If you have attempted a windowsill herb garden in the past and met with dismal failure, the problem may have been with the soil. To make your next windowsill garden a success, choose the best soil mix for herbs for container gardening.
Container Gardening Soil Basics
Container herb gardening is an excellent solution for anyone who would like to have fresh herbs available year round. All plants need the proper soil to thrive. The best soil mix for herbs for container gardening is lightweight, well-drained and well-aerated. Drainage and aeration keep the soil loose making it easier for the roots to absorb nutrients and water from the soil. Garden soil is a poor choice for container gardening. It is usually heavy, dries out quickly and compresses causing poor aeration.
Over-fertilizing herbs will cause rapid, weak growth that will be low in the essential oils that give herbs their flavor and aroma. A container-grown plant has a limited amount of soil available from which to draw nutrients. Some provision needs to be made to provide the nutrients the herbs need without overdoing it. Herbs growing in soil mixes that do not contain compost or worm castings will benefit from fish emulsion fertilizer applied at half-strength every few weeks.
When starting a window sill herb garden from seed, a special seed-starting mix should be purchased. This specialized mix may be soil-less or soil based and can be found in garden supply centers. Never use soil from the garden or backyard. It contains weed seeds and pathogens that can be detrimental to seedlings.
Whether the plant is being transplanted from the garden or is purchased nursery stock, the pot makes a difference in the soil mix. Unglazed clay pots wick moisture from the soil to the outside of the pot, so the soil dries out quickly. When using clay pots, the soil will need more water-holding ingredients. Adding some water-retaining granules, vermiculite or peat moss to the soil mix will overcome this problem.
Types of Herbs and Their Requirements
The Mediterranean herbs like dry conditions and benefit from a more porous soil mix. Adding extra sand or perlite to the mix will make the mixture more porous. Some examples of Mediterranean herbs are lavender, oregano, rosemary and thyme.

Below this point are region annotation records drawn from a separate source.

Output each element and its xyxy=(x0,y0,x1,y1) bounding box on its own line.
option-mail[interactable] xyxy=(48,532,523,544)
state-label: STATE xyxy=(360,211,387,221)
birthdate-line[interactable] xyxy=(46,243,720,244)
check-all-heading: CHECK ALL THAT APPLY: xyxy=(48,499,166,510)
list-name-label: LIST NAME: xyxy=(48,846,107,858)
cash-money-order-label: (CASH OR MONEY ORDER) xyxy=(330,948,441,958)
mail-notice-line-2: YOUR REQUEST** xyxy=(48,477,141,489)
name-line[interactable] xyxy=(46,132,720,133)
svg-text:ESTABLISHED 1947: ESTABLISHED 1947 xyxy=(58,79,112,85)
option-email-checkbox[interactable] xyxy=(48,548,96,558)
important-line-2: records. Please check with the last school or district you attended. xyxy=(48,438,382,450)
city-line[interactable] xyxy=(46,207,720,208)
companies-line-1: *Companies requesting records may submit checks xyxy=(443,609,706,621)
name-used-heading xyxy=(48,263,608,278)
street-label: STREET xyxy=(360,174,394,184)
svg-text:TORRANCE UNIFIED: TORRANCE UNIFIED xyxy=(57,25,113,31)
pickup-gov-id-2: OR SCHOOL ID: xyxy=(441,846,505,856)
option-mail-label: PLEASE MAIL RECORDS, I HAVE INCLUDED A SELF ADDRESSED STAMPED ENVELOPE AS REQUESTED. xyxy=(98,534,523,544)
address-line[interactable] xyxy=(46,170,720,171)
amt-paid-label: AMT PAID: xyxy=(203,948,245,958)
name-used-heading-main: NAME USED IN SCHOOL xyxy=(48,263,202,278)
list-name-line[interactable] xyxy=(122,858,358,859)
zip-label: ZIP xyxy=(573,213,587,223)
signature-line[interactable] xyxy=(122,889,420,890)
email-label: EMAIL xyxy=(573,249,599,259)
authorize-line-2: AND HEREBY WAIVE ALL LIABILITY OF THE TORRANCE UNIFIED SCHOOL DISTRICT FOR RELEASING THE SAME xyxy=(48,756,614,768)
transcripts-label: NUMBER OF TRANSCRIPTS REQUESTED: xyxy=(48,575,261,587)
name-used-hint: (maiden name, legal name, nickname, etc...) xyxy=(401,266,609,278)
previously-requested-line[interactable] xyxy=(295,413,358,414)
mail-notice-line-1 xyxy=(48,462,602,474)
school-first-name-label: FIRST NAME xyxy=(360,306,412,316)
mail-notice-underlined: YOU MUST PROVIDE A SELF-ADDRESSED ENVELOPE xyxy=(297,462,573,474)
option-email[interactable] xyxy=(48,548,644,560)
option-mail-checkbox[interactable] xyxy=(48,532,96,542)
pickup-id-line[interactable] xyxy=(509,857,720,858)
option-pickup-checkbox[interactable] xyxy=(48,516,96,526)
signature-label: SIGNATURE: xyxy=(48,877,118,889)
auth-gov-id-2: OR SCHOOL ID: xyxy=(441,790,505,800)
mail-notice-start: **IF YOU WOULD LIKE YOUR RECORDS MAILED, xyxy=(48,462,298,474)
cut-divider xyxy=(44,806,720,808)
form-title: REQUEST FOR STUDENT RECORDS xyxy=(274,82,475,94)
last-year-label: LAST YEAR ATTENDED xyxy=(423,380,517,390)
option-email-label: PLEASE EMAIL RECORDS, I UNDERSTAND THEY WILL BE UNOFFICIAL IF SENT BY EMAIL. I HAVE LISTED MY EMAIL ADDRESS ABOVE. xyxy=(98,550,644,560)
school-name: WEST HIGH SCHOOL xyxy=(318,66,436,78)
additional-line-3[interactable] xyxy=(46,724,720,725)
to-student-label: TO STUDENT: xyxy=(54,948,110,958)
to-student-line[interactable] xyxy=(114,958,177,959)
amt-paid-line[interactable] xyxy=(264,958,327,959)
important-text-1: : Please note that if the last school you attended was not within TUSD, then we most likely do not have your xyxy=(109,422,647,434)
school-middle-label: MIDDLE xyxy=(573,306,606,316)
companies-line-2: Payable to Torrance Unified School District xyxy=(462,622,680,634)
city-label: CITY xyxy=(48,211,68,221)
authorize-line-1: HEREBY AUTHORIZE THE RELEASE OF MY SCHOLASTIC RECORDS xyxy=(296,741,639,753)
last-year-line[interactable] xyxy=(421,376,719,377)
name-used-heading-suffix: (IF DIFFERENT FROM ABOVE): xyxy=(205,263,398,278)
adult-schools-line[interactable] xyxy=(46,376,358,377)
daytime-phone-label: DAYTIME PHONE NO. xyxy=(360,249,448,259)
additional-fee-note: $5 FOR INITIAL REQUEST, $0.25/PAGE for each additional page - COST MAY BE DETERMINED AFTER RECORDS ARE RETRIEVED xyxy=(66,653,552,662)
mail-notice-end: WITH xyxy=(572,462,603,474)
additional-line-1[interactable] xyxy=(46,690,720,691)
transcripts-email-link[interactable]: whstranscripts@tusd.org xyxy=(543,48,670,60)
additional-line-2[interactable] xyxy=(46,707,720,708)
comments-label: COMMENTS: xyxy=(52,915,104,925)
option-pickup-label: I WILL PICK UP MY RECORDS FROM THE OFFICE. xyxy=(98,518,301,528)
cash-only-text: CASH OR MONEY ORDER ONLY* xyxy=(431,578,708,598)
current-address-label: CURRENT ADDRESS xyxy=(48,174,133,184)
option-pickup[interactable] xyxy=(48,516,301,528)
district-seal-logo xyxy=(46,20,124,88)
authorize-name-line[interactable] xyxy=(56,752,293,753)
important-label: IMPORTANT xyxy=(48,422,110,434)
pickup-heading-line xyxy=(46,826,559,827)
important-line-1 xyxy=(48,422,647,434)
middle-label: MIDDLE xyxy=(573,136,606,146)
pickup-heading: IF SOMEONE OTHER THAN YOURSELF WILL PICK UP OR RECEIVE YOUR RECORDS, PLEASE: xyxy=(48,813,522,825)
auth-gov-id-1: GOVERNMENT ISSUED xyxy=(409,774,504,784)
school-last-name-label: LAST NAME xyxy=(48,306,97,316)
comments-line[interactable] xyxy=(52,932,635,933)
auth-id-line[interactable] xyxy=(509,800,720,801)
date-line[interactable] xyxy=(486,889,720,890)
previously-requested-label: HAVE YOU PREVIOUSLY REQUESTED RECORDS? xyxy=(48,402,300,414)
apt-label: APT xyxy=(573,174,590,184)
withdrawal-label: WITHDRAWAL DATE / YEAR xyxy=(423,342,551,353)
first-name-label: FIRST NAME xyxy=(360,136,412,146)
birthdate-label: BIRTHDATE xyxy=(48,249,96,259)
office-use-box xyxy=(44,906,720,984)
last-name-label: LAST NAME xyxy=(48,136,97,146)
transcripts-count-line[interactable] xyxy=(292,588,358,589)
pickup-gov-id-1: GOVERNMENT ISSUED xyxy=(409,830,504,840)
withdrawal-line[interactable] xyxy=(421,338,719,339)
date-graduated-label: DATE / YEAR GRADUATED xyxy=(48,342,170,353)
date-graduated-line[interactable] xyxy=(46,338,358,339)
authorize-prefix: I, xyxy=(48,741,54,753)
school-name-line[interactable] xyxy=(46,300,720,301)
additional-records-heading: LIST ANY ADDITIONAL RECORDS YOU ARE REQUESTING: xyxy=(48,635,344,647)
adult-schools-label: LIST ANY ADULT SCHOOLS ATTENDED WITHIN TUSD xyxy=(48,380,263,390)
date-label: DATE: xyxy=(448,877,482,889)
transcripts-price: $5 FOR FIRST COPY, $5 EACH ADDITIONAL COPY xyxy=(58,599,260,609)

Moisture and shade-loving herbs need more moisture-retaining ingredients and organic matter than their Mediterranean cousins. The addition of compost, peat or coir will increase the organic material in the blend. Basil, chives, mint and parsley are herbs that fall into this category.
This simple blend can be made from easily located ingredients.
- 2 parts potting soil
- 1 part perlite or sand
- 1 tsp ground limestone per 5" pot
This mix has enough nutrients that supplementary fertilizing should not be necessary. Top dress the plants each year with worm castings and bone meal worked into the top few inches of soil.
- 5 parts peat-based potting soil
- 1 part perlite or sand
- 1/2 cup worm castings and 3 tablespoons bone meal per gallon of soil mix.
The best soil mix for herbs for container gardening can be formulated by following one of these recipes and amending it for the type of herb being grown.